GMR Senior Counsel Jehovenn “Jev” Honculada led the team in winning summary judgment on a dog bite claim representing the owners. The plaintiff was bitten by his clients’ pit bull while delivering a mail package on the defendants’ doorstep. Jev moved for summary judgment, arguing that the defendants’ dog did not have vicious propensities. He presented defendants’ deposition testimonies saying that they kept their dog as a pet for their children to play with, not as a guard dog. He also argued that their dog had no prior incidents involving their neighbors, delivery person, or anyone else. We argued that the plaintiff could not meet its burden to show that the defendants’ dog had vicious propensities.
In opposing our motion, the plaintiff’s counsel argued that the dog had vicious propensities and that the defendants knew or should have known it. The plaintiff’s counsel cited the plaintiff’s deposition testimony that he arrived at the defendants’ front door, rang the doorbell, and put the mail package down. The defendant opened the door with the dog beside her. When the plaintiff looked up, he saw the big dog and thought the dog would sniff him. He put his left hand to the dog, and the dog bit it, and he pushed the dog with his left hand and put his right hand to the dog, and the dog bit his right hand. Plaintiff’s counsel argued that based on Mr. Weaver’s testimony of the incident, there was an issue of fact to be determined at the time of trial about the dog’s vicious propensities.

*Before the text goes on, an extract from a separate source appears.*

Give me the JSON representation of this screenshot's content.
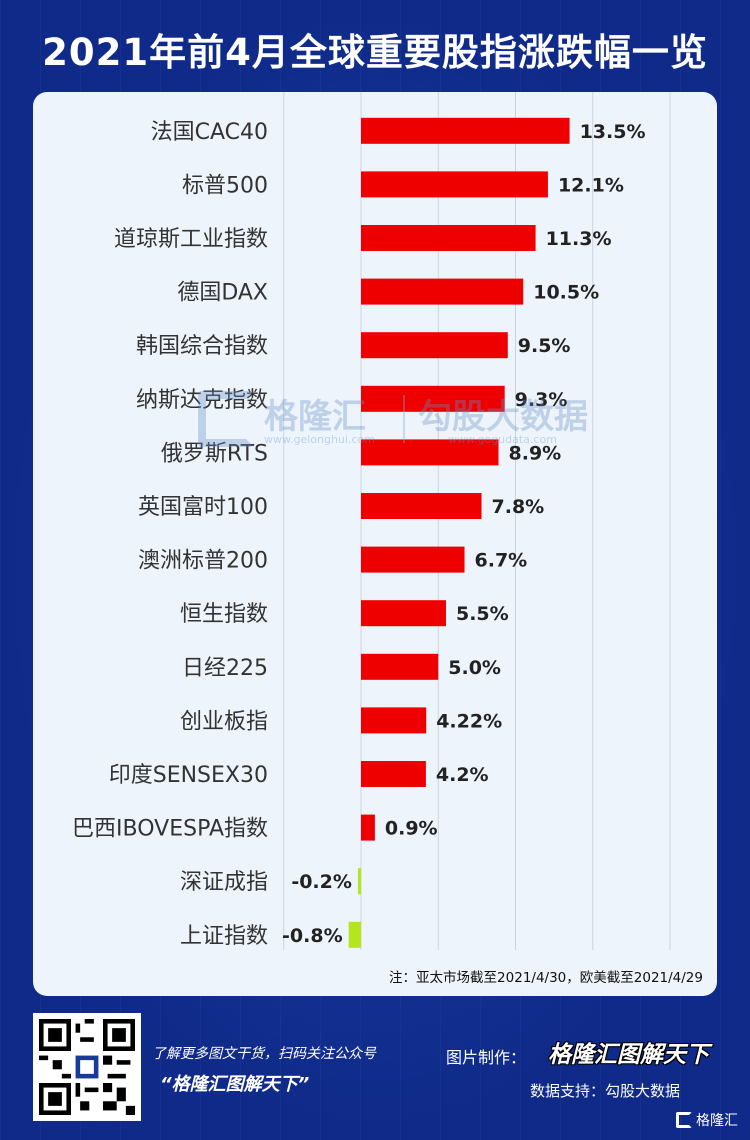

In reply to the plaintiff’s counsel’s argument, we argued that the plaintiff’s act of putting his hands in front of the dog’s face might have been construed by the dog as an aggressive act by Mr. Weaver towards the dog or the dog’s master who was next to the dog. We also noted in our reply papers that after this incident, the town’s animal control office was informed and inspected the dog and did not cite the defendants for any violation.
In the case at bar, Judge David J. Squirrell cited several case laws enumerating examples indicating the vicious propensities of a dog, such as prior attacks, growling or snapping or baring its teeth at strangers, the way the dog was restrained and a proclivity to act in a way that puts others at risk of harm. In granting our summary judgment motion and dismissing the case, J. Squirrell held that the plaintiff’s counsel failed to raise a triable issue of fact.